Fließgeschwindigkeit verringern
Das künftige Prinzip heißt: Das Wasser bekommt mehr Platz, soll mehr Zeit an der Oberfläche verbringen und langsamer in die Ruhr geleitet werden. Das gelingt zum einen, indem der Kamperbach durch die Wiesen mäandert, also in breiter Bachsohle und großen Bögen fließt. Steinbrocken, sogenannte Störsteine, bremsen dabei die Fließgeschwindigkeit.
Der Deich in Richtung Straße wurde zudem höher gebaut als der in Richtung Wiese. Es gibt auch eine „Flutmulde“. Bei hohem Wasserstand kann sich das Gewässer verbreitern.
Bei starkem Regen halten drei große Staubecken das Wasser zurück – das Regenrückhaltebecken unterhalb der Autobahnbrücke und zwei „naturnahe Versickerungsbecken“. Das eine ist dabei als Biotop angelegt und bepflanzt. In dem Feuchtgebiet, beschattet durch die Wasserpflanzen, tummeln sich bereits jetzt allerhand Insekten und Amphibien.
Das Bachbett ist zurzeit mit Matten gesäumt. Sie tragen Rasensamen in sich. „Die Matten werden verrotten, aber die Gräser irgendwann das Ufer festigen“, erklären Franziska Loos und Janina Stauch, die für die ESW das Projekt begleiten.

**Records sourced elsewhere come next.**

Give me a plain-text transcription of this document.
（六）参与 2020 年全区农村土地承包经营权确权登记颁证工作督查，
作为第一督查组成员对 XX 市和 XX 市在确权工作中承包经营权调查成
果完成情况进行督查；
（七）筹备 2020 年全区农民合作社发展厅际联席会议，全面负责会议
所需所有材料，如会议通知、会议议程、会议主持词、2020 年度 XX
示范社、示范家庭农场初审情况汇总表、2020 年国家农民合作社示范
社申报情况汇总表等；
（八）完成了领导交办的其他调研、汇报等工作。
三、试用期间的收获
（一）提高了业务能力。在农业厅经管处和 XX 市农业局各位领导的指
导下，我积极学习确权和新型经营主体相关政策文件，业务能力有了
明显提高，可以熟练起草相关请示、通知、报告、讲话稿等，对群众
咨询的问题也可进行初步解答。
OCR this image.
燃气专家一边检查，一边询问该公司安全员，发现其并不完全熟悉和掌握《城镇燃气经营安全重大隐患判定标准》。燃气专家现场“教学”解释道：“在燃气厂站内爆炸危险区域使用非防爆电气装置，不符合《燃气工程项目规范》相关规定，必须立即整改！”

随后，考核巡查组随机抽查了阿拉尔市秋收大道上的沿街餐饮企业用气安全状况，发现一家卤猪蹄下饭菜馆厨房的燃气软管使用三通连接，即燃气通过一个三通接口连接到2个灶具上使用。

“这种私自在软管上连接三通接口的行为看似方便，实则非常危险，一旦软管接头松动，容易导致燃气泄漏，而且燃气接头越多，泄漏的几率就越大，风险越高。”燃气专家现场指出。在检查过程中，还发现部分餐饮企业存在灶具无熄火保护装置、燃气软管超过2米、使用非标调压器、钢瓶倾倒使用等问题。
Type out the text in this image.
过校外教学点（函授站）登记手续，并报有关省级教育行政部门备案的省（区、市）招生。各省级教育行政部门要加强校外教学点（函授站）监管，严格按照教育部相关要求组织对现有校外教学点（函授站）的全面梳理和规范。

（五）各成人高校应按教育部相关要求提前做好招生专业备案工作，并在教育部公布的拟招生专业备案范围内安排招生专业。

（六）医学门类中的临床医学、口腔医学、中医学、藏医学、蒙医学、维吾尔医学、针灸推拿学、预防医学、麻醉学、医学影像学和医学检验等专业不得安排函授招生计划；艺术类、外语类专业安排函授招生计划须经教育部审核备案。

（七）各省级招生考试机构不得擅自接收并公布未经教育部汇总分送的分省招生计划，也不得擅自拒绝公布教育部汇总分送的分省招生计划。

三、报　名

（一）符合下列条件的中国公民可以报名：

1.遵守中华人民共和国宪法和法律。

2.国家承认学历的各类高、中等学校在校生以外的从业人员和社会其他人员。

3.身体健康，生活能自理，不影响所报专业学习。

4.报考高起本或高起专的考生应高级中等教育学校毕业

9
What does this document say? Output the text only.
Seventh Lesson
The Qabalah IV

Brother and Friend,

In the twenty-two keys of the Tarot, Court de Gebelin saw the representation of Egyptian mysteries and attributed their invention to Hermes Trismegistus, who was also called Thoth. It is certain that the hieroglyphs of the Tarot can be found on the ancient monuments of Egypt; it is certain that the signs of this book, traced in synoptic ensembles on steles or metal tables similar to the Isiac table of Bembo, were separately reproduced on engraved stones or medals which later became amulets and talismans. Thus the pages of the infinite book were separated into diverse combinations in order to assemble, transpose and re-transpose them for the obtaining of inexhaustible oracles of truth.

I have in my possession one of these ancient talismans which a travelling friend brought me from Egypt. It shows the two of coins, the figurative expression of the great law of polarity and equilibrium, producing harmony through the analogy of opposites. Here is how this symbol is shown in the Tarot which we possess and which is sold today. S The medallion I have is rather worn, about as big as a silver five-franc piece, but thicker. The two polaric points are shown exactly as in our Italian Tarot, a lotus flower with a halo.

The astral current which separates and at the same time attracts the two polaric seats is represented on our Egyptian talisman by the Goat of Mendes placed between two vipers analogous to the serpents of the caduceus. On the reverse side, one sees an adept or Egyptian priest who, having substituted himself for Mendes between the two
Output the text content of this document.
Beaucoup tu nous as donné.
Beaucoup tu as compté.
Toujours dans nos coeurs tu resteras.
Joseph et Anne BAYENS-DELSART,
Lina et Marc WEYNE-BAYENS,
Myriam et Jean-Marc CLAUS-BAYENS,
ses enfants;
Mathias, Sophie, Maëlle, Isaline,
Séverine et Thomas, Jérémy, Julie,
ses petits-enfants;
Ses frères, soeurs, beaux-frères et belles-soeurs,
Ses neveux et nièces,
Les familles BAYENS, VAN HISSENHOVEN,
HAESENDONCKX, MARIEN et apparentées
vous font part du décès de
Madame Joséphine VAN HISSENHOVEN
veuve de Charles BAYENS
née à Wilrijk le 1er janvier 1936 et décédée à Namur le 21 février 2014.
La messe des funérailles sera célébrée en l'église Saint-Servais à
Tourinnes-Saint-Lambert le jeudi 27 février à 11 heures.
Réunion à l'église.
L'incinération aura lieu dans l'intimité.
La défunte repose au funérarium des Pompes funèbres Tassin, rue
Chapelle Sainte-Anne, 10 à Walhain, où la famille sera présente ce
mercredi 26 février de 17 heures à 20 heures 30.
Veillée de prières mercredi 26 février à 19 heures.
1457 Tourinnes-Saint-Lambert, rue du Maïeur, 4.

„Bestmöglichen Hochwasserschutz umgesetzt“
Für den Landwirt Därmann wurden sogar zwei Brücken angelegt, damit er sein Feld mit schwerem Gerät bewirtschaften kann. Es gibt ein höher angelegtes „Heulager“. Und ein zweiter Hügel fällt auf. „Dort ist japanischer Staudenknöterich vergraben“, erklärt Loos. Der Boden, der mit dieser sich stark verbreitenden Pflanzenart „durchseucht“ ist, ist nicht ohne Weiteres zu entsorgen.
Einige Gewerbetreibende kritisieren diese Art des Hochwasserschutzes. Rainer Gerlach dagegen ist überzeugt: „Wir haben hier den bestmöglichen Hochwasserschutz umgesetzt.“ Die Wassermenge im Kamperbach werde sogar sinken, weil das Abwasser von der bald sanierten Wittener Straße nicht mehr hineingeleitet wird. Trotzdem: „Das ist nun mal das Überflutungsgebiet der Ruhr.“
Einige andere feiern den neuen Gewässerlauf bereits. Bei der Begehung fällt einem viel Kot an den Bachufern auf. Woher der kommt? „Nutrias“, sagt Franziska Loos. „Die lieben offenbar den neuen Kamperbach.“
Pferdebach und Wannenbach folgen
In den nächsten Jahren wird die ESW „mehrstellige Millionenbeträge in den Gewässerschutz investieren“, so Rainer Gerlach. Nicht immer lässt sich der Hochwasserschutz dabei so gut umsetzen wie in West-Herbede – einfach, weil kein Platz ist.
Ganz oben auf seiner Liste stehen Pferdebach und Wannenbach, die Witten quasi von Nord nach Süd durchfließen, auf fast immer zugebautem innerstädtischen Gelände. Wie eine gelungene Bach-Renaturierung aussieht, könne man am Steinbach nahe dem Freibad Annen sehen. Der Fußweg durch das Steinbachtal ist beliebt, er erhält in Kürze drei neue Holzbrücken.